A “Carta Rogatória” e o Papel da Autoridade Estrangeira
Após receber e revisar o pedido, a ACAF o traduz (muitas vezes sem custo para o requerente) e o envia oficialmente para a Autoridade Central do país onde o devedor reside. Esse pedido formal de auxílio jurídico entre países é o que se conhece como “Carta Rogatória”. A partir daí, a Autoridade Central estrangeira assume o caso em seu território. Suas funções são localizar o devedor, notificá-lo oficialmente sobre a demanda, tentar obter um pagamento voluntário e, caso isso não ocorra, representá-lo ou indicar assistência jurídica local para que as medidas judiciais cabíveis sejam tomadas conforme as leis daquele país.

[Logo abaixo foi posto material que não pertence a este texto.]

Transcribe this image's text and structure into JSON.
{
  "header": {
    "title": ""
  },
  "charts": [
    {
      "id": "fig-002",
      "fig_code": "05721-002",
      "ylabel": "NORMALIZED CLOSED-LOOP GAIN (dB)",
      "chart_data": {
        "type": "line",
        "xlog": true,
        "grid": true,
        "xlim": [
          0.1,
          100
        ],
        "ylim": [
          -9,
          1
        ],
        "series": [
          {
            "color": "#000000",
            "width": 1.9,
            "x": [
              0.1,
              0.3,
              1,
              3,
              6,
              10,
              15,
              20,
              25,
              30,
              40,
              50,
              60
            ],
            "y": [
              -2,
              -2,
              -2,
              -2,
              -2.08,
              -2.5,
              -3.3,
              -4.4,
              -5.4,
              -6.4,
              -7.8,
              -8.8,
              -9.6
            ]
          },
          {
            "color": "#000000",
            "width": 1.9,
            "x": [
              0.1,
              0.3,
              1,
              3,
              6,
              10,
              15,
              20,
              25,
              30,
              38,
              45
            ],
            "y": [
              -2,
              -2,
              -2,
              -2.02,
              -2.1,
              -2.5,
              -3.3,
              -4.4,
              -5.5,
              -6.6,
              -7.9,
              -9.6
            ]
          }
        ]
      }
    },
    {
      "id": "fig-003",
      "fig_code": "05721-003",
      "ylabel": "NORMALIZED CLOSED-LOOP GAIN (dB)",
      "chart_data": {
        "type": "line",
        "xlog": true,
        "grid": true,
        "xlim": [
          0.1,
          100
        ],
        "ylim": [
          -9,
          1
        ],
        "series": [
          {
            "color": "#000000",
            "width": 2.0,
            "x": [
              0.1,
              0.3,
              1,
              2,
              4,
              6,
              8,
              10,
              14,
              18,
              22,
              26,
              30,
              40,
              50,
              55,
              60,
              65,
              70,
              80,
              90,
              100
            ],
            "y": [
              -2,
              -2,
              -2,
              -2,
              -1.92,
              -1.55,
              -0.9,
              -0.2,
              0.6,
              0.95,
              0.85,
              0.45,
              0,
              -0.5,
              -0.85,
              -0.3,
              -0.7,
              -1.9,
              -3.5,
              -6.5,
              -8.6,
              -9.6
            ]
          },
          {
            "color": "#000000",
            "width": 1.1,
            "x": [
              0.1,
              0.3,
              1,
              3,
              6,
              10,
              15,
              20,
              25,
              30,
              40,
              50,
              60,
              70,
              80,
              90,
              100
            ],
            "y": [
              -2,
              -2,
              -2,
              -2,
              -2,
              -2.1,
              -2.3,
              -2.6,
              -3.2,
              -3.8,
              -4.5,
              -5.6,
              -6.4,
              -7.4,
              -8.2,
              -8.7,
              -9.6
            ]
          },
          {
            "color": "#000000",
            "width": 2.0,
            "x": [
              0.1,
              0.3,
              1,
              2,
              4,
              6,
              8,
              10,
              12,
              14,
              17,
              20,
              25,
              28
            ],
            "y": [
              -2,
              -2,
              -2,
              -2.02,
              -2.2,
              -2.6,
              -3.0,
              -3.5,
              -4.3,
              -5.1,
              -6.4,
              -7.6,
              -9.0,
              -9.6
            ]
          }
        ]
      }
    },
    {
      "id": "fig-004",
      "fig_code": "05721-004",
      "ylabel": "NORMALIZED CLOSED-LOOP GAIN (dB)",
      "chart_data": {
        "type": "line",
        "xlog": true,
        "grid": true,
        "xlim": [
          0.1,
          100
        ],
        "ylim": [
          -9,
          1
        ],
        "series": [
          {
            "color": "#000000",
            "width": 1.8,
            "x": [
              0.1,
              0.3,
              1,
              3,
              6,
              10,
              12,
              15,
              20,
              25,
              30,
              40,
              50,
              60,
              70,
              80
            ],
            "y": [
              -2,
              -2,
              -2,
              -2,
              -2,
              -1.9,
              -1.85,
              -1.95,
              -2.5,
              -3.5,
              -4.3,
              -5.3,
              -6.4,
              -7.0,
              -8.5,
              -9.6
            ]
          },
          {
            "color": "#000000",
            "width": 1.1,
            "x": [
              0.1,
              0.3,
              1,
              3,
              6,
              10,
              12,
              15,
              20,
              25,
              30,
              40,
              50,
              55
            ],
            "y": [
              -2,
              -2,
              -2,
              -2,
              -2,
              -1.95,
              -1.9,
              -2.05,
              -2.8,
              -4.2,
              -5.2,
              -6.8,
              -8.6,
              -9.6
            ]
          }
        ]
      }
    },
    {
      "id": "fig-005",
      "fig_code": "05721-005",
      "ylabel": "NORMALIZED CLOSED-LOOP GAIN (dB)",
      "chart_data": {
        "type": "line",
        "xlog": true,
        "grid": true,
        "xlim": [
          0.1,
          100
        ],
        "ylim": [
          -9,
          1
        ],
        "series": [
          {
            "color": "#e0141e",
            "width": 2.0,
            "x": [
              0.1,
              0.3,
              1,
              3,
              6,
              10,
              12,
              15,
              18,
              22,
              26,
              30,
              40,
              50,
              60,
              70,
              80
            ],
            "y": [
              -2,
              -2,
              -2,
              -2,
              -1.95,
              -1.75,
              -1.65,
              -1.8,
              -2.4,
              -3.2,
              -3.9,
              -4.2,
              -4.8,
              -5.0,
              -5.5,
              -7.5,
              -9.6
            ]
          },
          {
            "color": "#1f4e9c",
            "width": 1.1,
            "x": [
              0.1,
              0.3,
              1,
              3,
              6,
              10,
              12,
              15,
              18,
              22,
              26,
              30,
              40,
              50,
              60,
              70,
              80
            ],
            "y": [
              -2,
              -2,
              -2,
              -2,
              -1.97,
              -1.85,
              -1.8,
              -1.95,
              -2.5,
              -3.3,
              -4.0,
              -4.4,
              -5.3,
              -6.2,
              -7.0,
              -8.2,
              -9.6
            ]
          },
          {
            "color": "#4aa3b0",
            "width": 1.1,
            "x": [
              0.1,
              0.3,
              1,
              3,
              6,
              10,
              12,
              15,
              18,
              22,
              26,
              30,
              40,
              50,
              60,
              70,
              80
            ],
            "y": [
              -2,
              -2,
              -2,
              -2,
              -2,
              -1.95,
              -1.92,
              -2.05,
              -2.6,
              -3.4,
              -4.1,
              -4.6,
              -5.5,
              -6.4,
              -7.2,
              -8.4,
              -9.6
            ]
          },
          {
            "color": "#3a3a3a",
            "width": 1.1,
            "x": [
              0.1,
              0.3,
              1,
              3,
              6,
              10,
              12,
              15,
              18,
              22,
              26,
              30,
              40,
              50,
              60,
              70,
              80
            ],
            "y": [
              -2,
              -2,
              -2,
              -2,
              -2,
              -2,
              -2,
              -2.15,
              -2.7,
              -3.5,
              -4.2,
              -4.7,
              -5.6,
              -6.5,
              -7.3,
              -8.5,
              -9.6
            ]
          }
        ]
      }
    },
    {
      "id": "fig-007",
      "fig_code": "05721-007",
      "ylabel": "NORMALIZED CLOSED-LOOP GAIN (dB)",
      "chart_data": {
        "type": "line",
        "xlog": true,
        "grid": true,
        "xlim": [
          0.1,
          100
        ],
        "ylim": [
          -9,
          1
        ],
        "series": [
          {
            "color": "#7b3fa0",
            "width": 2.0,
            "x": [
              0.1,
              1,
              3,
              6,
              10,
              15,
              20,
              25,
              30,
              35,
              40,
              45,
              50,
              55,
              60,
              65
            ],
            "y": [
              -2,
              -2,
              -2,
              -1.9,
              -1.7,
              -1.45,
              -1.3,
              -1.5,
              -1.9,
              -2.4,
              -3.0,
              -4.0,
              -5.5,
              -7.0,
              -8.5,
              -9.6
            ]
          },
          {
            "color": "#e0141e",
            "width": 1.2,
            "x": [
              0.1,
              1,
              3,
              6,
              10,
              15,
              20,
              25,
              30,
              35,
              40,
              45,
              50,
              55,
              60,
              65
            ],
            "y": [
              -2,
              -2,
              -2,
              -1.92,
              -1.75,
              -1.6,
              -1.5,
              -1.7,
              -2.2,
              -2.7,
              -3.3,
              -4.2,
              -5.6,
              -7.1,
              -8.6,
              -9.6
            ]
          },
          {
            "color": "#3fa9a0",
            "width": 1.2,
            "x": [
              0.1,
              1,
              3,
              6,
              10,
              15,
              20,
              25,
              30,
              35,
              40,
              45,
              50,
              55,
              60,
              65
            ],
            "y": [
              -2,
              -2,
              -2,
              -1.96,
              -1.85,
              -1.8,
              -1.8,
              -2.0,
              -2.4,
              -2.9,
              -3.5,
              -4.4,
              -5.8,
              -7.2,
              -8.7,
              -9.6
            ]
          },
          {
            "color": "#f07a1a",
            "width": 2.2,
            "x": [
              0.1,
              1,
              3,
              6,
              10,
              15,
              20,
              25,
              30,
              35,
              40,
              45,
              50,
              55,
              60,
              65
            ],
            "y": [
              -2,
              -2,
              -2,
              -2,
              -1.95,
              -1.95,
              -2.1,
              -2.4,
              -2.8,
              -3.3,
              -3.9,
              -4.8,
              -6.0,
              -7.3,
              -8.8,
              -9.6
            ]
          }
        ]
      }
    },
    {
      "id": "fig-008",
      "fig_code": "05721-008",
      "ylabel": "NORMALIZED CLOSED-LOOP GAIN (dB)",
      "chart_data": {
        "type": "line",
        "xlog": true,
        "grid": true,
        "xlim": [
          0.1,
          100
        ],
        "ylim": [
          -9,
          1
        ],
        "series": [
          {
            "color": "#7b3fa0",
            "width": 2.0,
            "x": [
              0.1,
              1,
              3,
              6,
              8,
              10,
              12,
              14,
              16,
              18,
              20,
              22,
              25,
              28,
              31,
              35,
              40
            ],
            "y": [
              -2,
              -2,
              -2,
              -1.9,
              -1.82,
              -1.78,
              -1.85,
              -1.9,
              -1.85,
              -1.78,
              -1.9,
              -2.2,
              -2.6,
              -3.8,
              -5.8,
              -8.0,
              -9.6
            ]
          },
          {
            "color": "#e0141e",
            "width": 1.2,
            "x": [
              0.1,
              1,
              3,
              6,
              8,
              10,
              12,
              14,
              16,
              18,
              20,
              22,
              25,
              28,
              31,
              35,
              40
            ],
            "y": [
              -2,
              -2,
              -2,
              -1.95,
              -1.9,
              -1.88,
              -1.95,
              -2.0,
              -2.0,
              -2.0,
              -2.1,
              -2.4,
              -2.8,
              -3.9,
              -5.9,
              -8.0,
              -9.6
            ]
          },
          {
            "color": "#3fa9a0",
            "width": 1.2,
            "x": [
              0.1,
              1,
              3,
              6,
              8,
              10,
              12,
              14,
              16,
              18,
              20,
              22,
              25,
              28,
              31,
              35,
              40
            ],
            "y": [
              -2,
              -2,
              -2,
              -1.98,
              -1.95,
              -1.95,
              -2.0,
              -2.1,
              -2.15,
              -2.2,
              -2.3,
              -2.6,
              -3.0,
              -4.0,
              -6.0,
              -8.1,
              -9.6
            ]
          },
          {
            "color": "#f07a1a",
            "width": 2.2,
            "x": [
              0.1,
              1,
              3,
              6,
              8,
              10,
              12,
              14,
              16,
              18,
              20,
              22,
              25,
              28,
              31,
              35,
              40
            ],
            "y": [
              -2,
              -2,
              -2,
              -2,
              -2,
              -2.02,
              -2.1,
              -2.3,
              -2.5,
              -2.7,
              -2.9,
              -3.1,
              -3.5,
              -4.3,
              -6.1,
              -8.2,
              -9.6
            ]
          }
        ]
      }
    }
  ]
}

Os Dois Cenários: Fixar a Obrigação ou Executar uma Decisão Existente
A cooperação internacional pode ser usada em dois cenários distintos. O primeiro é a Ação de Fixação de Alimentos. Se ainda não existe uma decisão judicial estabelecendo a pensão, o pedido enviado ao exterior visa iniciar um processo no país do devedor para que a obrigação seja estabelecida lá. O segundo, e mais comum, é a Ação de Execução (ou “Reconhecimento e Execução”). Neste caso, já existe uma sentença brasileira condenando o devedor a pagar a pensão. O pedido, então, é para que o país estrangeiro reconheça a validade dessa sentença brasileira e a execute forçadamente em seu território, usando os meios de coerção locais (como penhora de salário ou de bens). A Convenção da Haia de 2007 simplificou enormemente este segundo cenário, tornando o reconhecimento da decisão brasileira quase automático. A distância geográfica já não é um escudo para a responsabilidade parental.